Después de idas y venidas, el gobernador Sergio Urribarri se reúne con una delegación, le solicitan al menos un incremento de 500 pesos, a lo que el primero respondió que no podría superar los 300. Es decir que no solamente estaban lejos de los 10 mil que reclamaban sino que se mantenía los 8.100 y solamente se ajustaba un monto fijo a pagar en enero. Tras la respuesta, los líderes del alzamiento realizaron una asamblea en la Jefatura con todo el grupo y finalmente le respondieron al gobernador que aceptaban el acuerdo. Se incorporó una cláusula que firmó Urribarri comprometiéndose a no iniciar actuaciones administrativas que deriven en sanciones.

Como corolario quedaron los destrozos, saqueos, cuatro muertos y el temor de la ciudadanía porque la calle era tierra de nadie en una ciudad donde hay mucha delincuencia. En esa oportunidad Gustavo Bordet era intendente de Concordia y estuvo presente en esta etapa, afirmando luego que no se trató de una negociación porque se habló en un marco de mucha presión por parte de los policías rebeldes. Todos los funcionarios y legisladores que presenciaron estos episodios aseguraron que se hizo lo que era posible en ese escenario de violencia.

Teoría

A pesar de la firma del acuerdo, se llevó a cabo un sumario administrativo y posteriormente actuó la Fiscalía de Concordia procesando a 18 involucrados en la asonada.

Para Bracco, según la investigación que detalla en el libro de su autoría, quedó la sospecha de que hubo algunos jefes que podrían estar detrás de aquella acción. También la justicia en alguna parte del procesamiento planteó que podría haber una segunda etapa del juicio que alcanzaría a más responsables. Además el argumento de “pelear” por un incremento salarial quedó desdibujado a la luz de los resultados.
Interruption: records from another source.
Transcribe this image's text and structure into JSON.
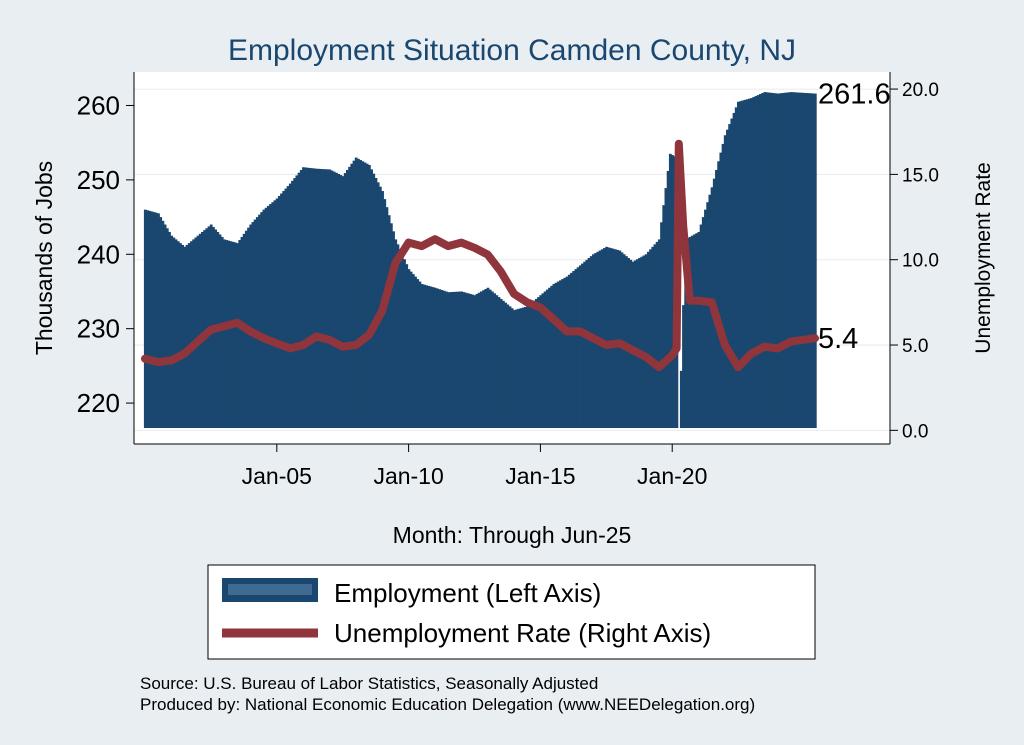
{
  "chart_data": {
    "type": "bar+line",
    "title": "Employment Situation Camden  County, NJ",
    "xlabel": "Month: Through Jun-25",
    "ylabel_left": "Thousands of Jobs",
    "ylabel_right": "Unemployment Rate",
    "x_ticks": [
      "Jan-05",
      "Jan-10",
      "Jan-15",
      "Jan-20"
    ],
    "y_left_ticks": [
      "220",
      "230",
      "240",
      "250",
      "260"
    ],
    "y_left_range": [
      214.5,
      264.5
    ],
    "y_right_ticks": [
      "0.0",
      "5.0",
      "10.0",
      "15.0",
      "20.0"
    ],
    "y_right_range": [
      -0.8,
      21.0
    ],
    "grid": true,
    "legend_position": "bottom",
    "x_range": [
      "Jan-00",
      "Jun-25"
    ],
    "series": [
      {
        "name": "Employment (Left Axis)",
        "kind": "bar",
        "color": "#1a476f",
        "points": [
          [
            "2000-01",
            246.0
          ],
          [
            "2000-07",
            245.5
          ],
          [
            "2001-01",
            242.5
          ],
          [
            "2001-07",
            241.0
          ],
          [
            "2002-01",
            242.5
          ],
          [
            "2002-07",
            244.0
          ],
          [
            "2003-01",
            242.0
          ],
          [
            "2003-07",
            241.5
          ],
          [
            "2004-01",
            244.0
          ],
          [
            "2004-07",
            246.0
          ],
          [
            "2005-01",
            247.5
          ],
          [
            "2005-07",
            249.5
          ],
          [
            "2006-01",
            251.7
          ],
          [
            "2006-07",
            251.5
          ],
          [
            "2007-01",
            251.4
          ],
          [
            "2007-07",
            250.5
          ],
          [
            "2008-01",
            253.0
          ],
          [
            "2008-07",
            252.0
          ],
          [
            "2009-01",
            248.5
          ],
          [
            "2009-07",
            242.0
          ],
          [
            "2010-01",
            238.0
          ],
          [
            "2010-07",
            236.0
          ],
          [
            "2011-01",
            235.5
          ],
          [
            "2011-07",
            234.9
          ],
          [
            "2012-01",
            235.0
          ],
          [
            "2012-07",
            234.5
          ],
          [
            "2013-01",
            235.5
          ],
          [
            "2013-07",
            234.0
          ],
          [
            "2014-01",
            232.5
          ],
          [
            "2014-07",
            233.0
          ],
          [
            "2015-01",
            234.5
          ],
          [
            "2015-07",
            236.0
          ],
          [
            "2016-01",
            237.0
          ],
          [
            "2016-07",
            238.5
          ],
          [
            "2017-01",
            240.0
          ],
          [
            "2017-07",
            241.0
          ],
          [
            "2018-01",
            240.5
          ],
          [
            "2018-07",
            239.0
          ],
          [
            "2019-01",
            240.0
          ],
          [
            "2019-07",
            242.0
          ],
          [
            "2019-12",
            253.5
          ],
          [
            "2020-03",
            253.0
          ],
          [
            "2020-04",
            215.5
          ],
          [
            "2020-07",
            242.0
          ],
          [
            "2021-01",
            243.0
          ],
          [
            "2021-07",
            249.0
          ],
          [
            "2022-01",
            256.0
          ],
          [
            "2022-07",
            260.5
          ],
          [
            "2023-01",
            261.0
          ],
          [
            "2023-07",
            261.8
          ],
          [
            "2024-01",
            261.6
          ],
          [
            "2024-07",
            261.8
          ],
          [
            "2025-06",
            261.6
          ]
        ],
        "last_label": "261.6"
      },
      {
        "name": "Unemployment Rate (Right Axis)",
        "kind": "line",
        "color": "#90353b",
        "points": [
          [
            "2000-01",
            4.2
          ],
          [
            "2000-07",
            4.0
          ],
          [
            "2001-01",
            4.1
          ],
          [
            "2001-07",
            4.5
          ],
          [
            "2002-01",
            5.2
          ],
          [
            "2002-07",
            5.9
          ],
          [
            "2003-01",
            6.1
          ],
          [
            "2003-07",
            6.3
          ],
          [
            "2004-01",
            5.8
          ],
          [
            "2004-07",
            5.4
          ],
          [
            "2005-01",
            5.1
          ],
          [
            "2005-07",
            4.8
          ],
          [
            "2006-01",
            5.0
          ],
          [
            "2006-07",
            5.5
          ],
          [
            "2007-01",
            5.3
          ],
          [
            "2007-07",
            4.9
          ],
          [
            "2008-01",
            5.0
          ],
          [
            "2008-07",
            5.6
          ],
          [
            "2009-01",
            7.0
          ],
          [
            "2009-07",
            9.8
          ],
          [
            "2010-01",
            11.0
          ],
          [
            "2010-07",
            10.8
          ],
          [
            "2011-01",
            11.2
          ],
          [
            "2011-07",
            10.8
          ],
          [
            "2012-01",
            11.0
          ],
          [
            "2012-07",
            10.7
          ],
          [
            "2013-01",
            10.3
          ],
          [
            "2013-07",
            9.3
          ],
          [
            "2014-01",
            8.0
          ],
          [
            "2014-07",
            7.5
          ],
          [
            "2015-01",
            7.2
          ],
          [
            "2015-07",
            6.5
          ],
          [
            "2016-01",
            5.8
          ],
          [
            "2016-07",
            5.8
          ],
          [
            "2017-01",
            5.4
          ],
          [
            "2017-07",
            5.0
          ],
          [
            "2018-01",
            5.1
          ],
          [
            "2018-07",
            4.7
          ],
          [
            "2019-01",
            4.3
          ],
          [
            "2019-07",
            3.7
          ],
          [
            "2020-01",
            4.4
          ],
          [
            "2020-03",
            4.8
          ],
          [
            "2020-04",
            16.8
          ],
          [
            "2020-06",
            12.0
          ],
          [
            "2020-09",
            7.6
          ],
          [
            "2021-01",
            7.6
          ],
          [
            "2021-07",
            7.5
          ],
          [
            "2022-01",
            5.0
          ],
          [
            "2022-07",
            3.7
          ],
          [
            "2023-01",
            4.5
          ],
          [
            "2023-07",
            4.9
          ],
          [
            "2024-01",
            4.8
          ],
          [
            "2024-07",
            5.2
          ],
          [
            "2025-06",
            5.4
          ]
        ],
        "last_label": "5.4"
      }
    ]
  },
  "source": "Source: U.S. Bureau of Labor Statistics, Seasonally Adjusted",
  "produced_by": "Produced by: National Economic Education Delegation (www.NEEDelegation.org)"
}
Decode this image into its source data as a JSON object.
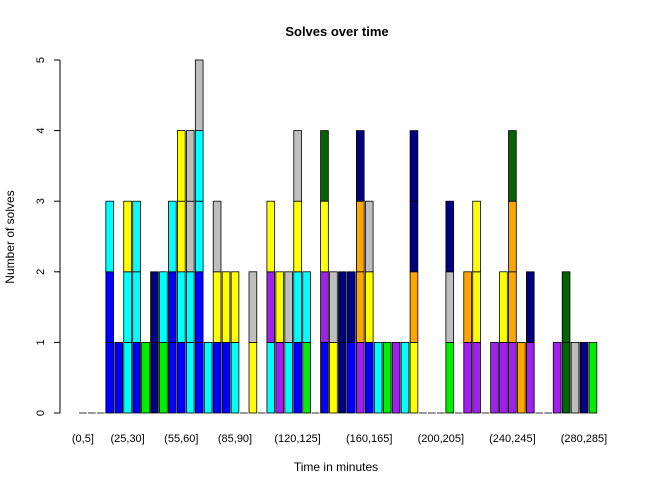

La teoría del autor tiene relación con sucesos similares que ocurrieron en Córdoba, donde los sediciosos consiguieron todo lo que solicitaron marcando un espacio de poder dentro de la provincia, sin ningún tipo de sanción. Sostiene que “el objetivo más allá de la mascarada del reclamo salarial, estaba claro, se buscaba constituir a la policía no como una institución del Estado sino como una entidad orgánica conformada por sus cuadros, de modo independiente de la cadena de mandos institucional, como un factor de poder real, constituyendo una estructura capaz de condicionar las autoridad constitucional”.

Cita varios ejemplos, entre ellos la postura de conformar un gremio, que fue rechazado por la Corte Suprema de Justicia, contactos esa semana entre directivos de la fuerza de Paraná, Gualeguaychú y Uruguay, donde hubo una movida importante. También en la ciudad de Victoria la caravana conformada por funcionarios policiales de civil, y sus mujeres, fue muy numerosa. Todo fue coordinado por alguien para que se sucedan protestas en lugares distintos y el mismo día generar un factor de poder, para ocupar un espacio propio que negocie con los gobiernos de turno las demandas de la fuerza, fue la velada intención que tuvieron.

Final

Fueron condenados en primera instancia por el delito de sedición 17 funcionarios policiales (de 18) que participaron de los hechos. Sucesivas apelaciones confirmaron las condenas, que oscilaron en principio entre los 3 años y medio y 4 años y 6 meses. En casación modificaron algunas de las penas no contempladas en fallos anteriores, como fue la de privación ilegítima de la libertad en algunos casos, e incrementaron las penas.